Type 2 diabetes mellitus (T2DM) is a major health problem globally. According to the World Health Organization, the prevalence of diabetes in adults has increased from 4.7% in 1980 to 8.5% in 2014 [1]. The prevalence has been increasing rapidly in developing countries like Pakistan [2]. There is a strong correlation between T2DM and acute coronary syndrome (ACS), and the prevalence rate of ACS in T2DM patients has increased from 18% in 1997 to 22.6% in 2018 [3]. The prevalence of T2DM is higher in women (26.3%) than in men (20.8%) [4]. T2DM patients with ACS have high chances of atherosclerosis, myocardial infarction, and worse outcomes compared to patients without T2DM. Patients diagnosed with ST-elevated myocardial infarction (STEMI) with hyperglycemia on hospital admission represent a greater clinical challenge in achieving outcomes normally expected following thrombolysis or percutaneous coronary intervention (PCI) [5,6].

The pathophysiological mechanisms of thrombus formation, vascular inflammation, and platelet aggregation are different in T2DM patients compared to patients without T2DM [7,8]. ACS patients with STEMI but without T2DM have higher chances of successful treatment than those with T2DM. However, the possible link between diabetes, hyperglycemia, and STEMI and early outcomes has not yet been established. We conducted this study to determine the prognostic outcome of hyperglycemia at the time of hospital admission in STEMI patients with and without T2DM.

Materials and methods

We conducted this prospective study on STEMI patients admitted in the emergency department of Ch. Pervaiz Elahi Institute of Cardiology from June 13, 2018, to October 12, 2019. The study included patients older than age 18 years diagnosed as STEMI. The diagnostic criteria for STEMI were chest discomfort and angina lasting longer than 30 minutes, ST-elevation >0.1 mV in two adjacent electrocardiography leads, and at least one elevated biomarker (creatine kinase myocardial band, creatine phosphokinase, or troponin I).

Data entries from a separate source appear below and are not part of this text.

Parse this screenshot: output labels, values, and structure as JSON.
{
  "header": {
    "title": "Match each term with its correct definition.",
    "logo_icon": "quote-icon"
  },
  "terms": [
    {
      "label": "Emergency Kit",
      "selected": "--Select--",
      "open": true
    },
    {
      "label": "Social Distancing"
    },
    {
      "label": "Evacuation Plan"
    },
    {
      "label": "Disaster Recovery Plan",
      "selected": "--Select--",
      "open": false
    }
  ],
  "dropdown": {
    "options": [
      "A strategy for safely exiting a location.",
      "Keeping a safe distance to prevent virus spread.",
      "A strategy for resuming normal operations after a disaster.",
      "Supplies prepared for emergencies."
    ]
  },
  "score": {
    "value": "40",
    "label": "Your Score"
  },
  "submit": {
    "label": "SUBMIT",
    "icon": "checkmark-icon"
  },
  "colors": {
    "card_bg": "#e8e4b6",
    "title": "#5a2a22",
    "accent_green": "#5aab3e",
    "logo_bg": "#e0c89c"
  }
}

All patients received a blood glucose test on admission. Hyperglycemia was defined as blood glucose levels >140 mg/dl. All patients underwent a routine laboratory test to identify T2DM. Hypertension was defined as systolic blood pressure >140 mmHg or diastolic pressure > 90 mmHg. Acute renal failure was defined as using progressive increase in serum creatinine ≥ 0.3 mg/dl over 48 hours.

Our study was approved by the institutional ethical research body. Patient information was kept confidential, and no identifying data were disclosed. Initially, 289 patients were evaluated, but 33 were excluded from the study population due to a lack of blood glucose values on admission. The study population consisted of 256 patients. Patients were sorted into two groups based on glucose levels on admission: a hyperglycemia group (with blood glucose >140 mg/dl) and a euglycemic group (with blood glucose >140 mg/dl). Outcomes were assessed via the mortality rate following treatment with thrombolysis or PCI.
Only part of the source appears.